Seventeen dogs were withdrawn from the study, with 12 (36% of the dogs started on treatment) being withdrawn for a combination of adverse events and/or a perceived lack of effect. This may have been further affected by the number of storms and length of the study, as discussed below. It is the impression of the investigators that dogs who started on 10 mg/kg BID and experienced adverse effects and a lack of efficacy at that dose are unlikely to improve at higher dosages; however, dogs who responded at this dosage may show greater improvement at a higher dosage. Recommendations for the treatment algorithm are shown in Figure 7.

A limitation that affected our study and study results was the lack of consistent storms during the period (an average of less than one storm per week) and the subsequent extension of treatment periods. This may have contributed to the owners’ survey response burden. While not studied in depth in veterinary medicine, evidence from human clinical trial results show that increases in survey burden can affect study compliance [43,44]. For the owners who completed all four treatment periods, the average study duration was 14 weeks (±1.73 weeks; range 12–17).
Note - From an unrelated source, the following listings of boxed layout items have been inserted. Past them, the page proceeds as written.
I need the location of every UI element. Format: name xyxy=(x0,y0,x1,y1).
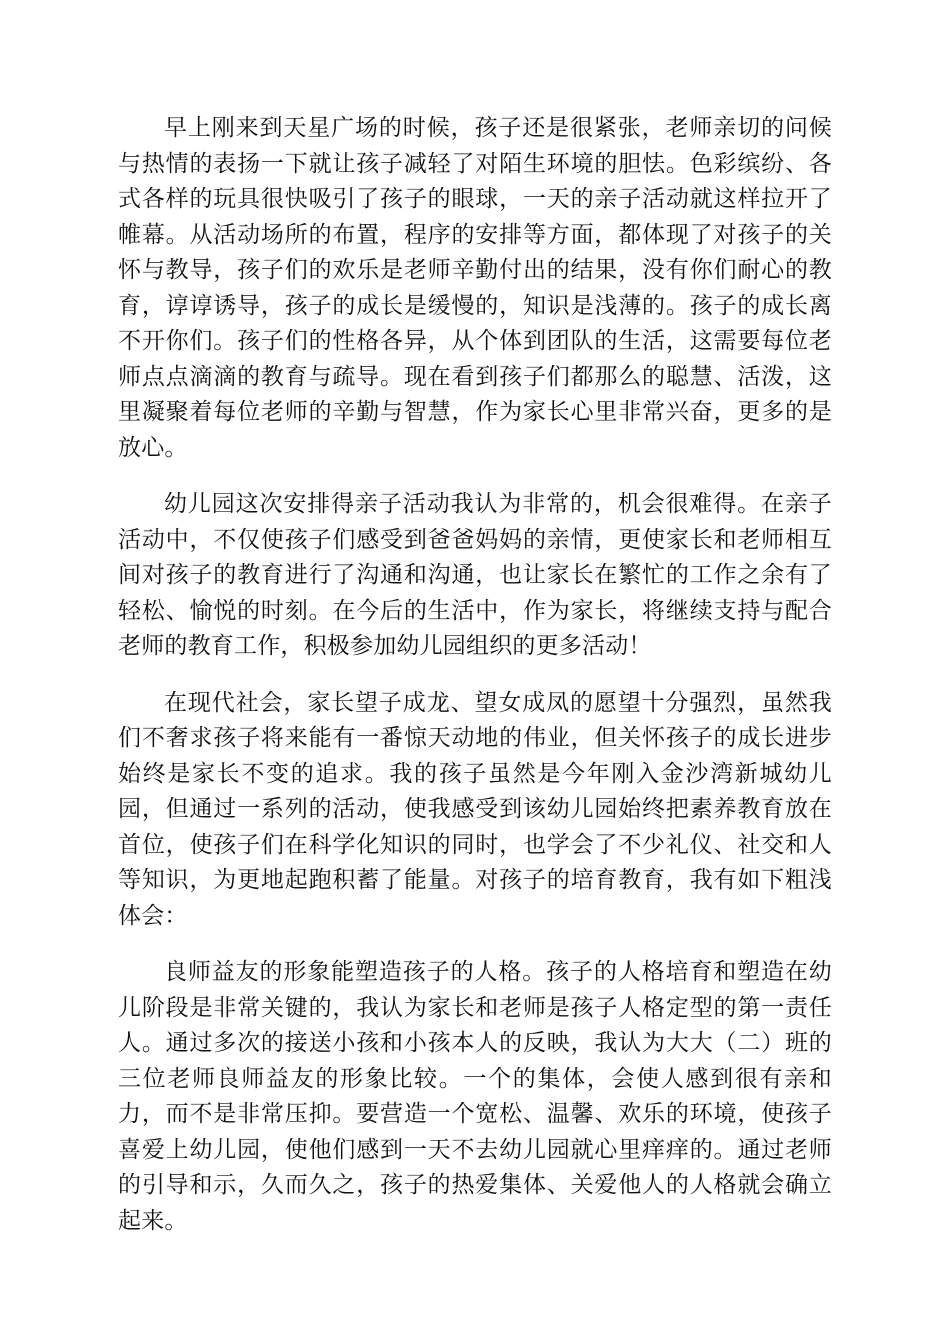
document-page xyxy=(118,111,832,1260)
paragraph-1: 早上刚来到天星广场的时候，孩子还是很紧张，老师亲切的问候与热情的表扬一下就让孩子减轻了对陌生环境的胆怯。色彩缤纷、各式各样的玩具很快吸引了孩子的眼球，一天的亲子活动就这样拉开了帷幕。从活动场所的布置，程序的安排等方面，都体现了对孩子的关怀与教导，孩子们的欢乐是老师辛勤付出的结果，没有你们耐心的教育，谆谆诱导，孩子的成长是缓慢的，知识是浅薄的。孩子的成长离不开你们。孩子们的性格各异，从个体到团队的生活，这需要每位老师点点滴滴的教育与疏导。现在看到孩子们都那么的聪慧、活泼，这里凝聚着每位老师的辛勤与智慧，作为家长心里非常兴奋，更多的是放心。 xyxy=(118,115,832,461)
paragraph-2: 幼儿园这次安排得亲子活动我认为非常的，机会很难得。在亲子活动中，不仅使孩子们感受到爸爸妈妈的亲情，更使家长和老师相互间对孩子的教育进行了沟通和沟通，也让家长在繁忙的工作之余有了轻松、愉悦的时刻。在今后的生活中，作为家长，将继续支持与配合老师的教育工作，积极参加幼儿园组织的更多活动！ xyxy=(118,491,832,659)
paragraph-4: 良师益友的形象能塑造孩子的人格。孩子的人格培育和塑造在幼儿阶段是非常关键的，我认为家长和老师是孩子人格定型的第一责任人。通过多次的接送小孩和小孩本人的反映，我认为大大（二）班的三位老师良师益友的形象比较。一个的集体，会使人感到很有亲和力，而不是非常压抑。要营造一个宽松、温馨、欢乐的环境，使孩子喜爱上幼儿园，使他们感到一天不去幼儿园就心里痒痒的。通过老师的引导和示，久而久之，孩子的热爱集体、关爱他人的人格就会确立起来。 xyxy=(118,959,832,1234)
paragraph-3: 在现代社会，家长望子成龙、望女成凤的愿望十分强烈，虽然我们不奢求孩子将来能有一番惊天动地的伟业，但关怀孩子的成长进步始终是家长不变的追求。我的孩子虽然是今年刚入金沙湾新城幼儿园，但通过一系列的活动，使我感受到该幼儿园始终把素养教育放在首位，使孩子们在科学化知识的同时，也学会了不少礼仪、社交和人等知识，为更地起跑积蓄了能量。对孩子的培育教育，我有如下粗浅体会： xyxy=(118,689,832,929)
It may be particularly hard for the owners to continue their participation in the study and maintain compliance when storms are not consistently occurring; this is particularly true if any adverse events, even mild ones, are seen. Indeed, among our withdrawal cases, only one case withdrew despite owner reports of positive effects on anxiety. An additional limitation came from the original dosage tables, where some dogs were started on a dosage closer to 20 mg/kg BID than to 10 mg/kg BID. This affected one animal who had an adverse effect and whose dosage was lowered, while the others continued at the higher dosage. Efficacy at a lower dosage cannot be determined for these cases. Once this was noted and corrected, it did not occur again.

Another limitation was the reliance on the owners’ reported outcomes. The owners’ interpretation of the effect of the medication on their dog’s anxiety levels is subjective and can be influenced by a variety of factors, including, but not limited to, the study’s open-label design. As a robustness check, we asked for the owner report of the overall effect of the treatment in addition to the previously validated questionnaires and found a larger change in anxiety scores from the baseline for owners who reported a better overall effect, particularly for the excellent responses. We also found very similar results using the weekly scores (LSSS) and storm log scores (LCAS); thus, future studies could use only one of these outcome measures to decrease the owners’ study response burden.

5. Conclusions

In conclusion, this study’s results confirm what a previous placebo-controlled trial found: imepitoin may be a safe and effective medication for the reduction in fear- and anxiety-related behaviors during storms in dogs. We recommend starting imepitoin at a dosage of 10 mg/kg BID for the treatment of storm-related fear and anxiety in dogs during storm season and increasing as needed up to 30 mg/kg. As with other behavioral disorders in dogs, environmental management and behavior modification in addition to medication are recommended for the best results [13].